Specialization for the pro-\'etale fundamental group

TL;DR

This paper constructs a specialization morphism linking the de Jong fundamental group of a rigid generic fiber to the pro-étale fundamental group of the special fiber for formal schemes over valuation rings, advancing understanding of their relationship.

Contribution

It introduces a new specialization morphism connecting two fundamental groups in non-archimedean geometry, utilizing blowups, normalizations, and Berthelot tubes, and proves étale descent for tame coverings under certain conditions.

Findings

Constructed a specialization morphism between fundamental groups.

Established étale descent for tame coverings in specific cases.

Utilized Berthelot tubes and normalization techniques in the construction.

Abstract

For a formal scheme $\mathfrak{X}$ of finite type over a complete rank one valuation ring, we construct a specialization morphism \[ \pi^{\rm dJ}_1(\mathfrak{X}_\eta) \to \pi^{\rm proet}_1(\mathfrak{X}_k) \] from the de Jong fundamental group of the rigid generic fiber to the Bhatt-Scholze pro-\'etale fundamental group of the special fiber.
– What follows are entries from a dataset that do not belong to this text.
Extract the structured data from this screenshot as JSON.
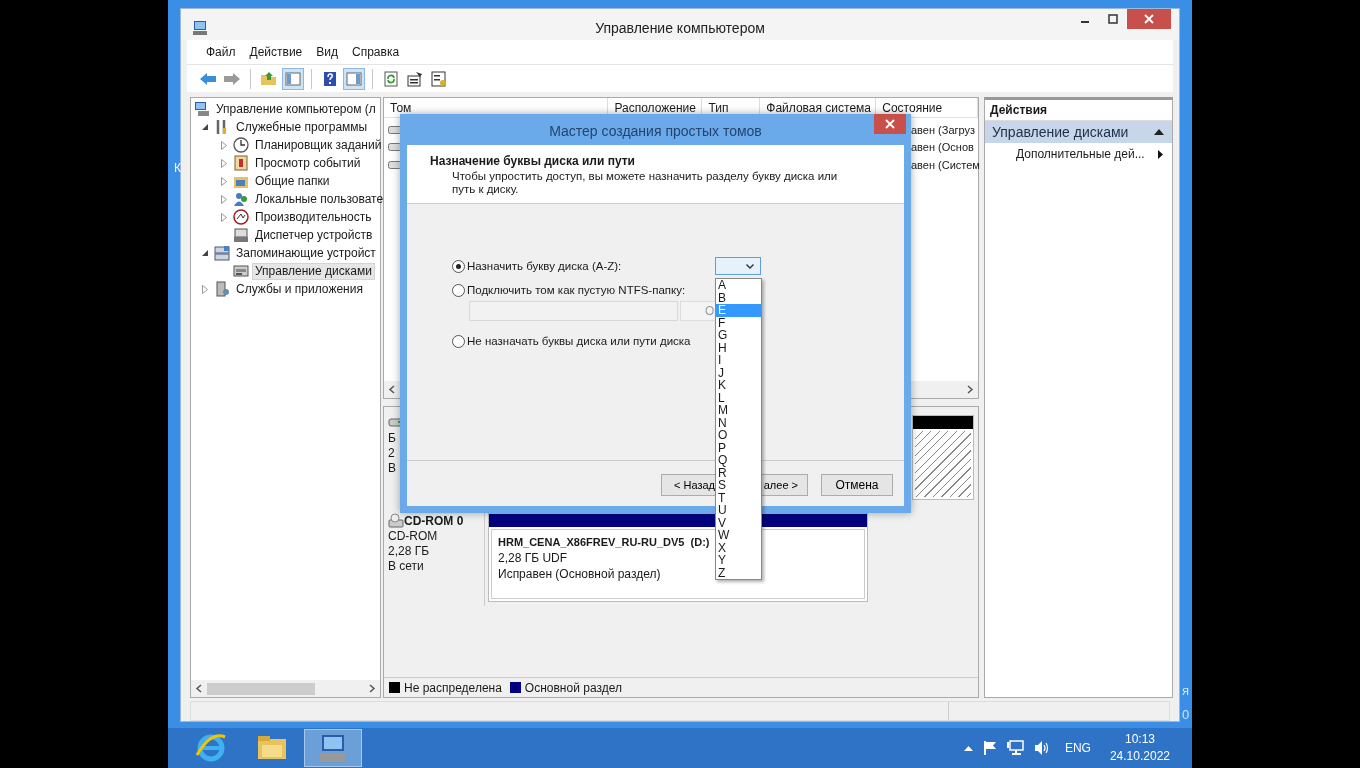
{
  "desktop": {
    "left_text": "К",
    "right_text": [
      "я",
      "0"
    ]
  },
  "window": {
    "title": "Управление компьютером"
  },
  "menu": [
    {
      "label": "Файл"
    },
    {
      "label": "Действие"
    },
    {
      "label": "Вид"
    },
    {
      "label": "Справка"
    }
  ],
  "toolbar": [
    {
      "kind": "back",
      "pressed": false
    },
    {
      "kind": "forward",
      "pressed": false
    },
    {
      "kind": "separator"
    },
    {
      "kind": "up",
      "pressed": false
    },
    {
      "kind": "tree_toggle",
      "pressed": true
    },
    {
      "kind": "separator"
    },
    {
      "kind": "help",
      "pressed": false
    },
    {
      "kind": "pane_toggle",
      "pressed": true
    },
    {
      "kind": "separator"
    },
    {
      "kind": "refresh",
      "pressed": false
    },
    {
      "kind": "properties",
      "pressed": false
    },
    {
      "kind": "export",
      "pressed": false
    }
  ],
  "tree": [
    {
      "label": "Управление компьютером (л",
      "selected": false,
      "children": [
        {
          "label": "Служебные программы",
          "expanded": true,
          "selected": false,
          "children": [
            {
              "label": "Планировщик заданий",
              "expanded": false,
              "selected": false
            },
            {
              "label": "Просмотр событий",
              "expanded": false,
              "selected": false
            },
            {
              "label": "Общие папки",
              "expanded": false,
              "selected": false
            },
            {
              "label": "Локальные пользовате",
              "expanded": false,
              "selected": false
            },
            {
              "label": "Производительность",
              "expanded": false,
              "selected": false
            },
            {
              "label": "Диспетчер устройств",
              "selected": false
            }
          ]
        },
        {
          "label": "Запоминающие устройст",
          "expanded": true,
          "selected": false,
          "children": [
            {
              "label": "Управление дисками",
              "selected": true
            }
          ]
        },
        {
          "label": "Службы и приложения",
          "expanded": false,
          "selected": false
        }
      ]
    }
  ],
  "volumes": {
    "columns": [
      "Том",
      "Расположение",
      "Тип",
      "Файловая система",
      "Состояние"
    ],
    "rows": [
      {
        "status": "авен (Загруз"
      },
      {
        "status": "авен (Основ"
      },
      {
        "status": "авен (Систем"
      }
    ]
  },
  "disks": [
    {
      "kind": "disk",
      "lines": [
        "Б",
        "2",
        "В"
      ],
      "partitions": [
        {
          "kind": "unallocated"
        }
      ]
    },
    {
      "kind": "cdrom",
      "name": "CD-ROM 0",
      "lines": [
        "CD-ROM",
        "2,28 ГБ",
        "В сети"
      ],
      "partitions": [
        {
          "kind": "primary",
          "title": "HRM_CENA_X86FREV_RU-RU_DV5  (D:)",
          "lines": [
            "2,28 ГБ UDF",
            "Исправен (Основной раздел)"
          ]
        }
      ]
    }
  ],
  "legend": [
    {
      "label": "Не распределена",
      "color": "#000000"
    },
    {
      "label": "Основной раздел",
      "color": "#000080"
    }
  ],
  "actions": {
    "title": "Действия",
    "section": {
      "label": "Управление дисками",
      "expanded": true
    },
    "items": [
      {
        "label": "Дополнительные дей..."
      }
    ]
  },
  "dialog": {
    "title": "Мастер создания простых томов",
    "heading": "Назначение буквы диска или пути",
    "description": "Чтобы упростить доступ, вы можете назначить разделу букву диска или путь к диску.",
    "options": [
      {
        "label": "Назначить букву диска (A-Z):",
        "selected": true
      },
      {
        "label": "Подключить том как пустую NTFS-папку:",
        "selected": false
      },
      {
        "label": "Не назначать буквы диска или пути диска",
        "selected": false
      }
    ],
    "folder_field": {
      "disabled": true
    },
    "browse_button": {
      "label": "О",
      "disabled": true
    },
    "letter_combo": {
      "expanded": true,
      "letters": [
        {
          "label": "A",
          "selected": false
        },
        {
          "label": "B",
          "selected": false
        },
        {
          "label": "E",
          "selected": true
        },
        {
          "label": "F",
          "selected": false
        },
        {
          "label": "G",
          "selected": false
        },
        {
          "label": "H",
          "selected": false
        },
        {
          "label": "I",
          "selected": false
        },
        {
          "label": "J",
          "selected": false
        },
        {
          "label": "K",
          "selected": false
        },
        {
          "label": "L",
          "selected": false
        },
        {
          "label": "M",
          "selected": false
        },
        {
          "label": "N",
          "selected": false
        },
        {
          "label": "O",
          "selected": false
        },
        {
          "label": "P",
          "selected": false
        },
        {
          "label": "Q",
          "selected": false
        },
        {
          "label": "R",
          "selected": false
        },
        {
          "label": "S",
          "selected": false
        },
        {
          "label": "T",
          "selected": false
        },
        {
          "label": "U",
          "selected": false
        },
        {
          "label": "V",
          "selected": false
        },
        {
          "label": "W",
          "selected": false
        },
        {
          "label": "X",
          "selected": false
        },
        {
          "label": "Y",
          "selected": false
        },
        {
          "label": "Z",
          "selected": false
        }
      ]
    },
    "buttons": [
      {
        "kind": "back",
        "label": "< Назад"
      },
      {
        "kind": "next",
        "label": "алее >"
      },
      {
        "kind": "cancel",
        "label": "Отмена"
      }
    ]
  },
  "taskbar": {
    "apps": [
      {
        "kind": "browser",
        "active": false
      },
      {
        "kind": "files",
        "active": false
      },
      {
        "kind": "console",
        "active": true
      }
    ],
    "language": "ENG",
    "time": "10:13",
    "date": "24.10.2022"
  }
}
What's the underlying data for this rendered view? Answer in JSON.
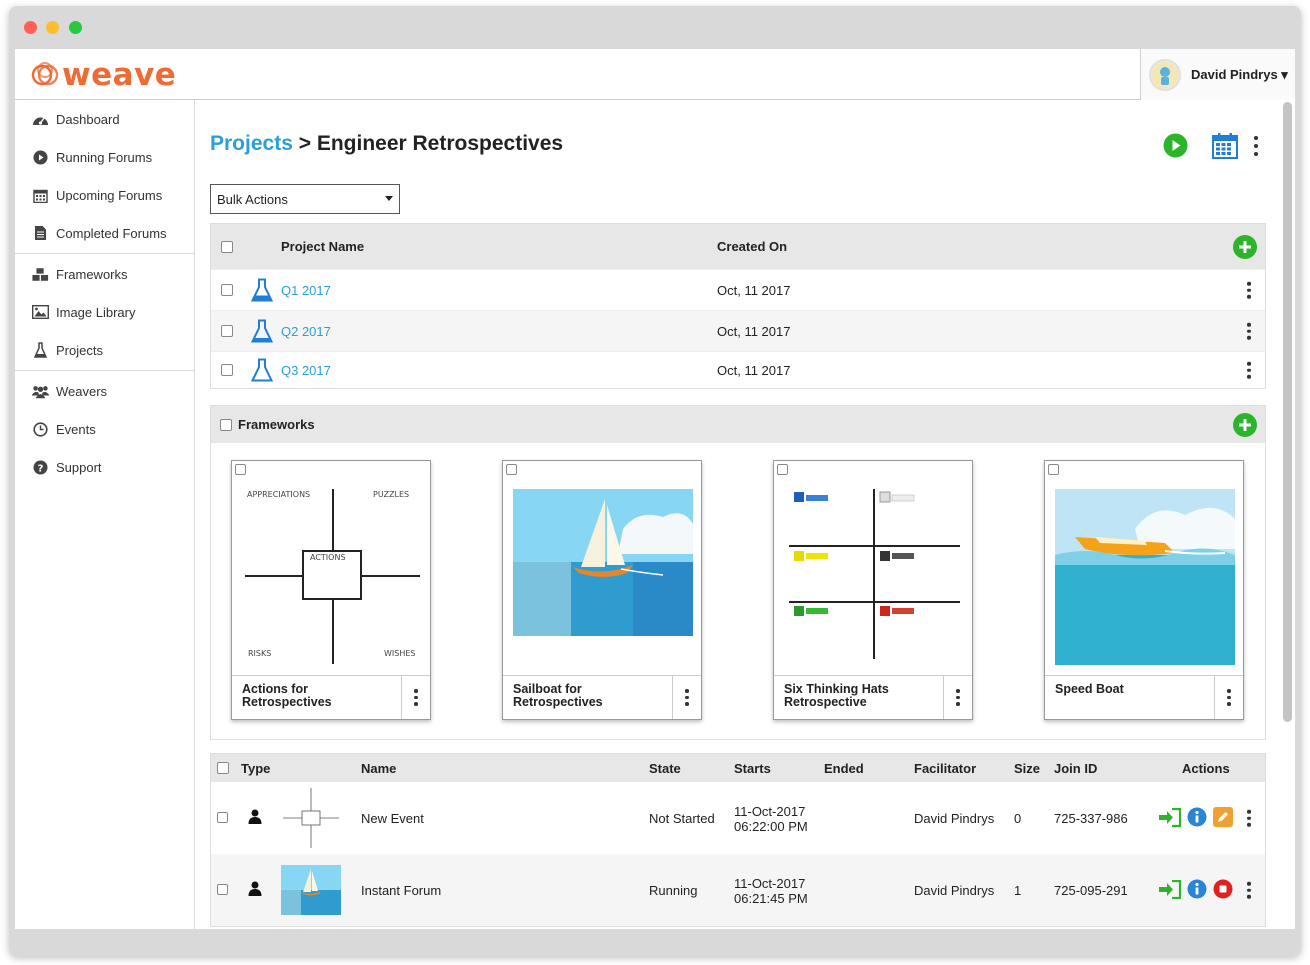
{
  "app": {
    "logo_text": "weave",
    "user_name": "David Pindrys ▾"
  },
  "sidebar": {
    "groups": [
      [
        {
          "label": "Dashboard",
          "icon": "dashboard-icon"
        },
        {
          "label": "Running Forums",
          "icon": "play-icon"
        },
        {
          "label": "Upcoming Forums",
          "icon": "calendar-icon"
        },
        {
          "label": "Completed Forums",
          "icon": "document-icon"
        }
      ],
      [
        {
          "label": "Frameworks",
          "icon": "cubes-icon"
        },
        {
          "label": "Image Library",
          "icon": "image-icon"
        },
        {
          "label": "Projects",
          "icon": "flask-icon"
        }
      ],
      [
        {
          "label": "Weavers",
          "icon": "users-icon"
        },
        {
          "label": "Events",
          "icon": "clock-icon"
        },
        {
          "label": "Support",
          "icon": "question-icon"
        }
      ]
    ]
  },
  "breadcrumb": {
    "root": "Projects",
    "separator": ">",
    "current": "Engineer Retrospectives"
  },
  "bulk_actions": {
    "label": "Bulk Actions"
  },
  "projects_table": {
    "headers": {
      "name": "Project Name",
      "created": "Created On"
    },
    "rows": [
      {
        "name": "Q1 2017",
        "created": "Oct, 11 2017"
      },
      {
        "name": "Q2 2017",
        "created": "Oct, 11 2017"
      },
      {
        "name": "Q3 2017",
        "created": "Oct, 11 2017"
      }
    ]
  },
  "frameworks": {
    "title": "Frameworks",
    "cards": [
      {
        "title": "Actions for Retrospectives",
        "labels": [
          "APPRECIATIONS",
          "PUZZLES",
          "ACTIONS",
          "RISKS",
          "WISHES"
        ]
      },
      {
        "title": "Sailboat for Retrospectives"
      },
      {
        "title": "Six Thinking Hats Retrospective"
      },
      {
        "title": "Speed Boat"
      }
    ]
  },
  "events_table": {
    "headers": {
      "type": "Type",
      "name": "Name",
      "state": "State",
      "starts": "Starts",
      "ended": "Ended",
      "facilitator": "Facilitator",
      "size": "Size",
      "join_id": "Join ID",
      "actions": "Actions"
    },
    "rows": [
      {
        "name": "New Event",
        "state": "Not Started",
        "starts_date": "11-Oct-2017",
        "starts_time": "06:22:00 PM",
        "ended": "",
        "facilitator": "David Pindrys",
        "size": "0",
        "join_id": "725-337-986",
        "third_action": "edit-icon"
      },
      {
        "name": "Instant Forum",
        "state": "Running",
        "starts_date": "11-Oct-2017",
        "starts_time": "06:21:45 PM",
        "ended": "",
        "facilitator": "David Pindrys",
        "size": "1",
        "join_id": "725-095-291",
        "third_action": "stop-icon"
      }
    ]
  },
  "colors": {
    "accent_blue": "#2a9fd8",
    "brand_orange": "#ef6a35",
    "green": "#2cb52c",
    "red": "#e0211d",
    "orange": "#f0a030"
  }
}
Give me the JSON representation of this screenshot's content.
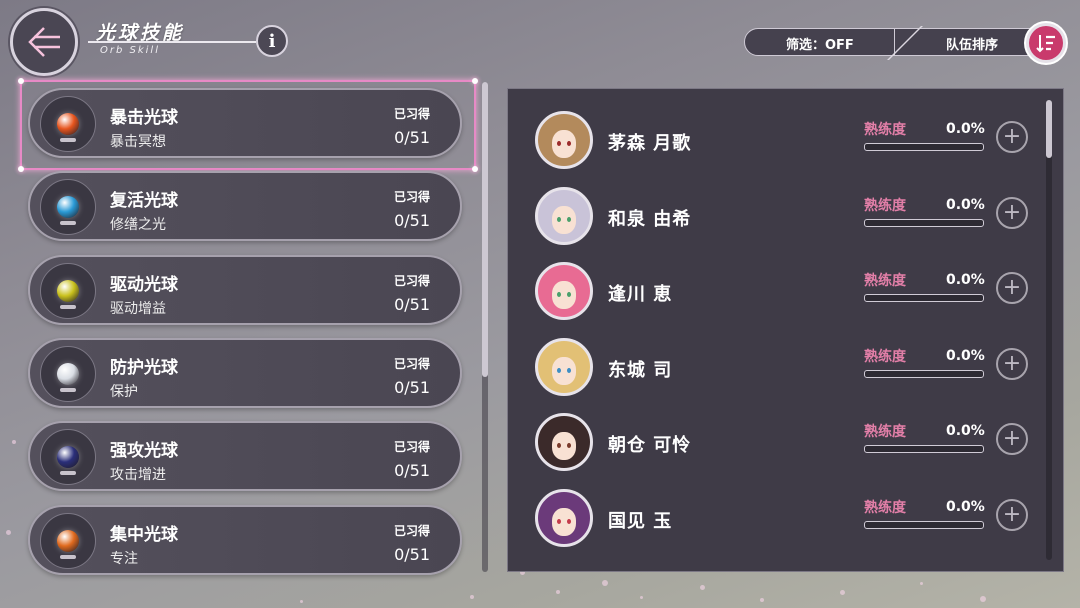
{
  "header": {
    "title_cn": "光球技能",
    "title_en": "Orb Skill",
    "back_icon": "back-arrow-icon",
    "info_icon": "info-icon"
  },
  "filter": {
    "label": "筛选：OFF"
  },
  "sort": {
    "label": "队伍排序",
    "icon": "sort-icon"
  },
  "orbs": [
    {
      "name": "暴击光球",
      "sub": "暴击冥想",
      "learned_label": "已习得",
      "count": "0/51",
      "color": "#e6551e"
    },
    {
      "name": "复活光球",
      "sub": "修缮之光",
      "learned_label": "已习得",
      "count": "0/51",
      "color": "#2a9ad6"
    },
    {
      "name": "驱动光球",
      "sub": "驱动增益",
      "learned_label": "已习得",
      "count": "0/51",
      "color": "#c9c11c"
    },
    {
      "name": "防护光球",
      "sub": "保护",
      "learned_label": "已习得",
      "count": "0/51",
      "color": "#d9dde4"
    },
    {
      "name": "强攻光球",
      "sub": "攻击增进",
      "learned_label": "已习得",
      "count": "0/51",
      "color": "#2b2f7a"
    },
    {
      "name": "集中光球",
      "sub": "专注",
      "learned_label": "已习得",
      "count": "0/51",
      "color": "#e06a1e"
    }
  ],
  "characters": [
    {
      "name": "茅森 月歌",
      "prof_label": "熟练度",
      "prof_value": "0.0%",
      "proficiency": 0,
      "hair": "#b38a5c",
      "eye": "#9c2b2b"
    },
    {
      "name": "和泉 由希",
      "prof_label": "熟练度",
      "prof_value": "0.0%",
      "proficiency": 0,
      "hair": "#c9c3d8",
      "eye": "#4aa06b"
    },
    {
      "name": "逢川 恵",
      "prof_label": "熟练度",
      "prof_value": "0.0%",
      "proficiency": 0,
      "hair": "#e86b93",
      "eye": "#4aa06b"
    },
    {
      "name": "东城 司",
      "prof_label": "熟练度",
      "prof_value": "0.0%",
      "proficiency": 0,
      "hair": "#e2c075",
      "eye": "#3e8ec4"
    },
    {
      "name": "朝仓 可怜",
      "prof_label": "熟练度",
      "prof_value": "0.0%",
      "proficiency": 0,
      "hair": "#3b2a2a",
      "eye": "#7a3b2b"
    },
    {
      "name": "国见 玉",
      "prof_label": "熟练度",
      "prof_value": "0.0%",
      "proficiency": 0,
      "hair": "#6b3a7a",
      "eye": "#c43b4b"
    }
  ],
  "colors": {
    "accent_pink": "#e27fa8",
    "panel": "#3f3b47",
    "sort_button": "#c93a6c"
  }
}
The construction relies on an interplay between admissible blowups of $\mathfrak{X}$ and normalizations of the irreducible components of $\mathfrak{X}_k$, and employs the Berthelot tubes of these irreducible components in an essential way. Using related techniques, we show that under certain smoothness and semistability assumptions, covering spaces in the sense of de Jong of a smooth rigid space which are tame satisfy \'etale descent.